By taking away the smoking areas and ash trays, the University eradicated one of the rights that students have as adults. They created a prohibition culture on campus. Like the ban on liquor in the 1920s, this, too, will also be a failure.

A repeal of this policy is needed.

While I understand the opposition to smoking — the health issues, litter or annoyance — they all can be dealt with civilly. It is our right to make our own decisions sans the organizational implementation of policies, namely 07.02.02.

If this policy is for the health of the students, then I say: We can handle ourselves. If it is to avoid the cigarette butts, then supply ash trays.

Smoking is a right, and smoking sections can help everyone out. When tax credits are involved, you see where we stand as students and citizens.

Guest columnist Chance A. Smith is an undergraduate researcher and president of the Sociological Students Association. He can be reached at [email protected].

7 Comments

  • The school implemented no means of enforcing it’s global ban on smoking other than encouraging others to chastise the people doing it. Quite literally in the fashion you say you saw someone doing that.
    That ‘oversight’ means the school clearly only instituted such an overarching policy for the grants and tax credits.
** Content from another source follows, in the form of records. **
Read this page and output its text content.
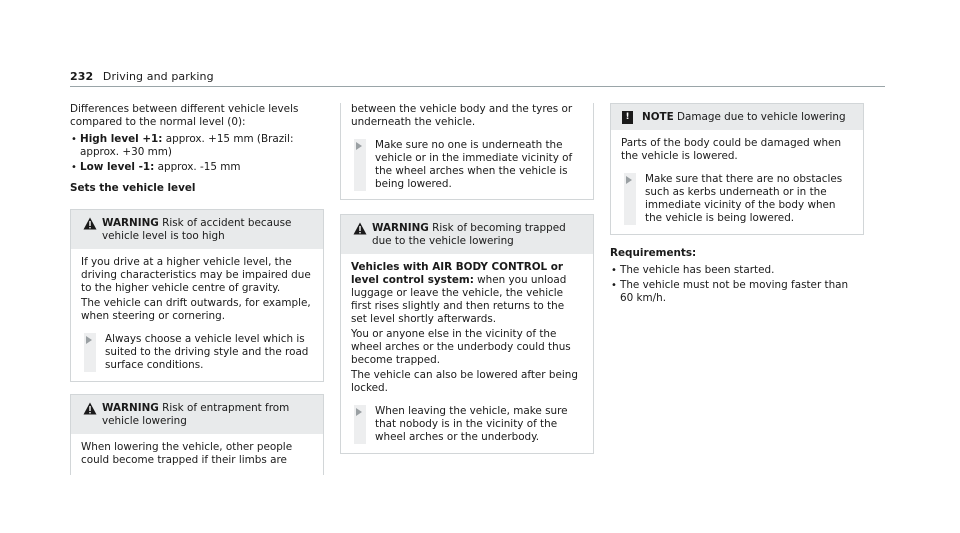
232 Driving and parking

Differences between different vehicle levels compared to the normal level (0):

• High level +1: approx. +15 mm (Brazil: approx. +30 mm)
• Low level -1: approx. -15 mm

Sets the vehicle level

WARNING Risk of accident because vehicle level is too high

If you drive at a higher vehicle level, the driving characteristics may be impaired due to the higher vehicle centre of gravity.

The vehicle can drift outwards, for example, when steering or cornering.

Always choose a vehicle level which is suited to the driving style and the road surface conditions.

WARNING Risk of entrapment from vehicle lowering

When lowering the vehicle, other people could become trapped if their limbs are

between the vehicle body and the tyres or underneath the vehicle.

Make sure no one is underneath the vehicle or in the immediate vicinity of the wheel arches when the vehicle is being lowered.

WARNING Risk of becoming trapped due to the vehicle lowering

Vehicles with AIR BODY CONTROL or level control system: when you unload luggage or leave the vehicle, the vehicle first rises slightly and then returns to the set level shortly afterwards.

You or anyone else in the vicinity of the wheel arches or the underbody could thus become trapped.

The vehicle can also be lowered after being locked.

When leaving the vehicle, make sure that nobody is in the vicinity of the wheel arches or the underbody.

!	NOTE Damage due to vehicle lowering

Parts of the body could be damaged when the vehicle is lowered.

Make sure that there are no obstacles such as kerbs underneath or in the immediate vicinity of the body when the vehicle is being lowered.

Requirements:

• The vehicle has been started.
• The vehicle must not be moving faster than 60 km/h.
  • The latest version of the ban was created because of grants. The University gets a huge sum of money for cancer research and one of the conditions of that grant is that there can not be any smoking in a certain amount of space of the buildings that it is taking place but it happens in many buildings that it covers a huge area of the campus proper.

  • Why do others have to be forced to breathe in someone’s “right to smoke”? Why do we try to legitimize our addictions by calling them rights? You have the privilege to drink alcohol (if you can afford it), but you cannot go out and commit intoxicated manslaughter.
    You have the freedom by right to choose, but cannot impose that on others, who have the same right to not smoke – second-hand. Smoke all you want, just do it not in my children’s or my air space. I have the right to not be forced to smoke.
    BTW – it is illegal to kill yourself and others. Is that imposing on your rights?

  • Whether it’s from cigarettes or a candle, smoke leaves a greasy residue on walls and the ceiling, as it floats through the air and settles on the first hard surface it comes in contact with. The majority of the residue attaches to high areas like the upper half of walls and the ceilings. Simple answer repaint walls and add the ionic paint additive
    to the paint.

  • I’m guessing many of those objecting to cigarette smoke drive cars. I don’t. But I have to breath the air they willingly pollute with their filth, day in and day out. I have to be mindful of “ozone alerts,” which are anthropomorphic. But let them see a cigarette 50 feet away with no detectable harm, and they shriek about pollution. No planet’s ozone layer was ever depleted by cigarette smoke. Yet our natural resources are being obliterated by carbon-based pollutants. So, enjoy your self-righteous indignation, non-smokers, while you intoxicate the planet I have to inhabit with toxins you create but I have to breath. Good job.